Schelling: Wir haben Systeme entwickelt, die durch die unterschiedlichen Kompetenzen und Verantwortlichkeiten vernetzt sind. Wenn man sich das Thema extra- und intramural ansieht – ein Thema, das seit Jahrzehnten auf der Tagesordnung steht – sieht man, dass wir es bis heute nicht geschafft haben, diese optimierte Vernetzung herzustellen. Erste Ansätze aus dem Masterplan Gesundheit wie z. B. Gruppenpraxen zu forcieren oder auch Primärversorgungszentren zu installieren, sind durchaus politisch präzisiert worden. Sie sind für die Entwicklung im ländlichen Raum von entscheidender Bedeutung, denn es wird nicht machbar sein, wohnortnah alles stationär zu machen. Wir wissen, dass es im Gesundheitssystem Interessenslagen der einzelnen Gruppen gibt, aber letztendlich heißt der Erfolg Patient. Das müssen wir offen diskutieren. Das ist viel schwieriger als in einem Unternehmen, aber mit etwas gutem Willen von allen wird das gelingen. Alle Interessengruppen sind gut beraten, nicht in die Abwehrposition zu gehen. Natürlich werden manche Positionen nicht aufgegeben werden, aber alleine, wenn man die Positionen annähern kann, ist schon bei der Entwicklung des Systems sehr viel geholfen. Die Länder sind ein wichtiger, konstruktiver Player, wenn man rechtzeitig mit den Expertinnen und Experten den Dialog beginnt, sich deren Vorstellungen anhört und dann auf Maßnahmen setzt und überlegt, wie man gemeinsam zu Verbesserungen kommt. Die Länder sind im Gesundheitsbereich durch ihren Verantwortungsbereich für den stationären Bereich stark engagiert. Sie sind stark, aber nicht reformresistent und durchaus aufgeschlossen für neue Überlegungen. Wir sollten von Anfang an klar stellen, dass es um Menschen und nicht um Systeme geht. Systeme sind notwendig, um das zu erreichen, aber zuerst muss darüber nachgedacht werden, was das für den einzelnen Menschen bedeutet. Wir reformieren in Österreich gerne Systeme, wo der Mensch ausgeklammert wird.
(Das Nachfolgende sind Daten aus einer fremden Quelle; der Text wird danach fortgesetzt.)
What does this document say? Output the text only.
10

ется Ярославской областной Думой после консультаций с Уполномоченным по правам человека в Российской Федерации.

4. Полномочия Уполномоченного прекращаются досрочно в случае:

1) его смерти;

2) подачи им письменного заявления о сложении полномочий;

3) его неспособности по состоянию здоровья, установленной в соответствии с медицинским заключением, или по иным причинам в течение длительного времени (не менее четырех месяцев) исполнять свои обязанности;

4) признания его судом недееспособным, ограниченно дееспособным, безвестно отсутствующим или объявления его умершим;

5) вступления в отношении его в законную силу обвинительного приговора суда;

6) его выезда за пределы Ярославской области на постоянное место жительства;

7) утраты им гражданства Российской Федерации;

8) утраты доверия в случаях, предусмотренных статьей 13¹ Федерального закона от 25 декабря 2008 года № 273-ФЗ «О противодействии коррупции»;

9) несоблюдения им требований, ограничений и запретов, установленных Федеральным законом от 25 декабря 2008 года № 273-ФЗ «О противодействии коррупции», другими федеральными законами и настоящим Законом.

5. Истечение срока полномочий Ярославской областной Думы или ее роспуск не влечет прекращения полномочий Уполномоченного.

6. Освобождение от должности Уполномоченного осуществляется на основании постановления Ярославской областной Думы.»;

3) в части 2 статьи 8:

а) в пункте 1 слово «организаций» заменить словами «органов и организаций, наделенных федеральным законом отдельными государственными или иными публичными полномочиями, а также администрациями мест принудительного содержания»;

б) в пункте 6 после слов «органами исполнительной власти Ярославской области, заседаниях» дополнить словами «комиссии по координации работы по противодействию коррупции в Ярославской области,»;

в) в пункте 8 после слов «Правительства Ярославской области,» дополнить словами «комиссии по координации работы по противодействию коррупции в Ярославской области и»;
P: Wie kann es gelingen, die Kosten des Gesundheitssystems einzudämmen? Inwieweit spielen Prävention und Eigenverantwortung dabei eine Rolle?

Schelling: Im Gesundheitssystem geht es de facto nicht um Einsparungen, sondern um eine Dämpfung der Kostenentwicklung. Es ist nie darum gegangen – auch nicht beim Masterplan Gesundheit oder den mit den Ländern vereinbarten Zielen – dass wir von Index 100 auf 98 kommen, sondern vom Index 104 auf 102. Alleine das reicht aus, um den medizinischen Fortschritt und die kostenintensive Forschung zu finanzieren. Wir dürfen uns nicht der Illusion hingeben, dass alles wahnsinnig billiger wird, aber das Eindämmen der Kostendynamik hat schon beim Masterplan Gesundheit gezeigt, wie das über viele Jahre funktioniert. Einerseits soll die Frage der Versorgung gelöst werden, gleichzeitig müssen aber auch klare Ziele definiert werden, in welchen Segmenten der Krankheitsbilder was erreicht werden soll, um die Kosten des Gesundheitssystems in den Griff zu bekommen. Es gibt Studien, die besagen, dass die von einem Patienten verursachten Kosten, unabhängig vom Alter, zu 80 Prozent in den letzten zwei Lebensjahren entstehen. Wenn uns gelingt, dass wir durch Maßnahmen in der Gesundheitsförderung und Eigenverantwortung bis zu diesem Zeitpunkt kaum Krankheitsbilder haben, dann ist der finanzielle Topf am Ende gefüllt, während beim anderen der Topf verbraucht ist. Dahinter liegt der Gedankengang, dass sichergestellt sein muss, dass jede Patientin und jeder Patient das erhält, was er oder sie braucht. Ich verwehre mich gegen alle Systeme wie z. B. in Großbritannien, wo man ab einem bestimmten Alter nicht mehr jede Behandlung erhält. Die Menschen haben ein Anrecht auf beste medizinische Versorgung. Um dies bei einer älter werdenden Bevölkerung und dem medizinischen Fortschritt sicherstellen zu können, müssen wir im System Veränderungen durchführen.